First things first: I'm italian, so please apologize me for my poor english.

While trying to create a name for a thing, I got curious by the question in the title. Many English words (new and old ones, blends or compounds) spot an o between the two words wich are built from. For example I've found herbopedia, foodopedia, carorama, and so on. By the way, I've found even foodepedia and Google (for what it's worth) seems to think it's better than foodopedia.

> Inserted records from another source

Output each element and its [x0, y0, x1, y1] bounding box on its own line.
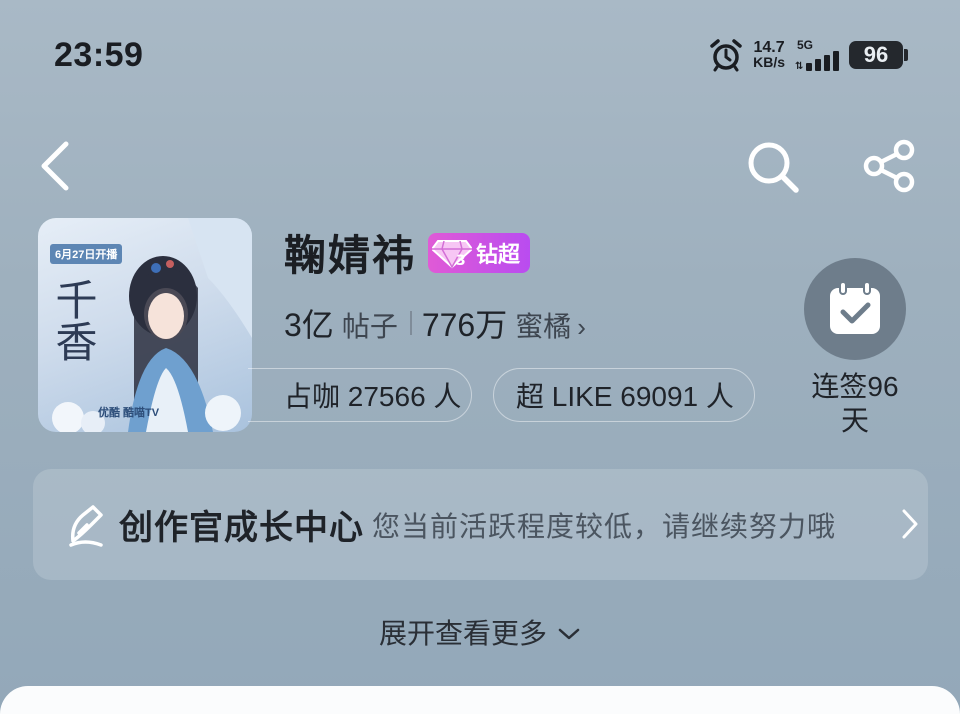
network-type: 5G [797, 38, 814, 52]
posts-count: 3亿 [284, 307, 334, 343]
net-speed-unit: KB/s [753, 54, 785, 70]
share-button[interactable] [860, 138, 920, 194]
signal-bar [824, 55, 830, 71]
net-speed-value: 14.7 [753, 39, 785, 56]
badge-label: 钻超 [476, 241, 521, 267]
alarm-icon [709, 38, 743, 72]
battery-tip [904, 49, 908, 61]
forum-stats[interactable]: 3亿 帖子 776万 蜜橘 › [284, 300, 586, 346]
expand-more-label: 展开查看更多 [378, 618, 547, 649]
stats-divider [409, 311, 412, 335]
signal-indicator: 5G ⇅ [795, 38, 839, 72]
net-speed: 14.7 KB/s [753, 40, 785, 70]
creator-center-title: 创作官成长中心 [119, 509, 364, 547]
chevron-down-icon [558, 628, 580, 640]
checkin-count-pill[interactable]: 占咖 27566 人 [248, 368, 472, 422]
badge-level-number: 3 [456, 253, 466, 269]
signal-bar [833, 51, 839, 71]
chevron-right-icon [902, 509, 918, 539]
calendar-check-icon [830, 281, 880, 334]
chevron-right-icon: › [577, 312, 586, 342]
search-button[interactable] [744, 138, 802, 196]
creator-center-subtitle: 您当前活跃程度较低，请继续努力哦 [372, 510, 837, 542]
content-panel [0, 686, 960, 714]
forum-title-row: 鞠婧祎 3 钻超 [284, 222, 531, 283]
search-icon [748, 142, 799, 193]
super-like-pill[interactable]: 超 LIKE 69091 人 [493, 368, 755, 422]
signal-bar [815, 59, 821, 71]
signal-bar [806, 63, 812, 71]
posts-label: 帖子 [341, 311, 398, 342]
battery-level: 96 [849, 41, 903, 69]
creator-pen-icon [69, 504, 103, 547]
super-like-text: 超 LIKE 69091 人 [516, 381, 734, 412]
creator-center-card[interactable]: 创作官成长中心 您当前活跃程度较低，请继续努力哦 [33, 469, 928, 580]
cover-brands: 优酷 酷喵TV [98, 407, 160, 419]
share-icon [863, 139, 915, 193]
battery-indicator: 96 [849, 41, 908, 69]
back-button[interactable] [36, 138, 76, 194]
checkin-streak-label: 连签96天 [811, 371, 899, 436]
level-badge[interactable]: 3 钻超 [428, 232, 531, 273]
status-icons: 14.7 KB/s 5G ⇅ 96 [709, 38, 908, 72]
checkin-button[interactable] [804, 258, 906, 360]
checkin-count-text: 占咖 27566 人 [284, 381, 462, 412]
cover-date-badge: 6月27日开播 [50, 244, 123, 264]
status-time: 23:59 [54, 36, 144, 74]
cover-calligraphy: 千香 [49, 278, 98, 362]
fans-count: 776万 [421, 307, 508, 343]
data-arrows-icon: ⇅ [795, 61, 804, 72]
diamond-icon: 3 [432, 239, 473, 269]
forum-cover-image[interactable]: 6月27日开播 千香 优酷 酷喵TV [38, 218, 252, 432]
forum-title: 鞠婧祎 [284, 232, 417, 279]
back-arrow-icon [41, 141, 69, 191]
expand-more-button[interactable]: 展开查看更多 [0, 612, 960, 652]
fans-label: 蜜橘 [515, 311, 572, 342]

Now, I know what -rama and -pedia stand for, so no problem here. And I know that usually an o' between two words means of, like in will o' the wisp is William of the wisp.
But if this being the case it should be "pediaofood", that sound pretty ridicolous. Even more, seems that foodopedia and foodepedia are equivalent…so? Where those vocals come from, and what is their meaning?

Thx all 🙂

Best Answer

In the case of the examples you mention, the 'o' does not get inserted to combine, for example, 'herb' and 'pedia', but is part of -opedia and is a portmanteau abbreviating 'herb encyclopedia'.

The reason Google prefers foodepedia is because Foodepedia as a website has significant exposure, whereas foodopedia does not. Foodopedia would be the more direct portmanteau of 'food' and 'encyclopedia', but presumably sounded less attractive to the site creators.

You are correct that 'o' is short for 'of' in examples like "will o' the wisp" or "cat o' nine tails".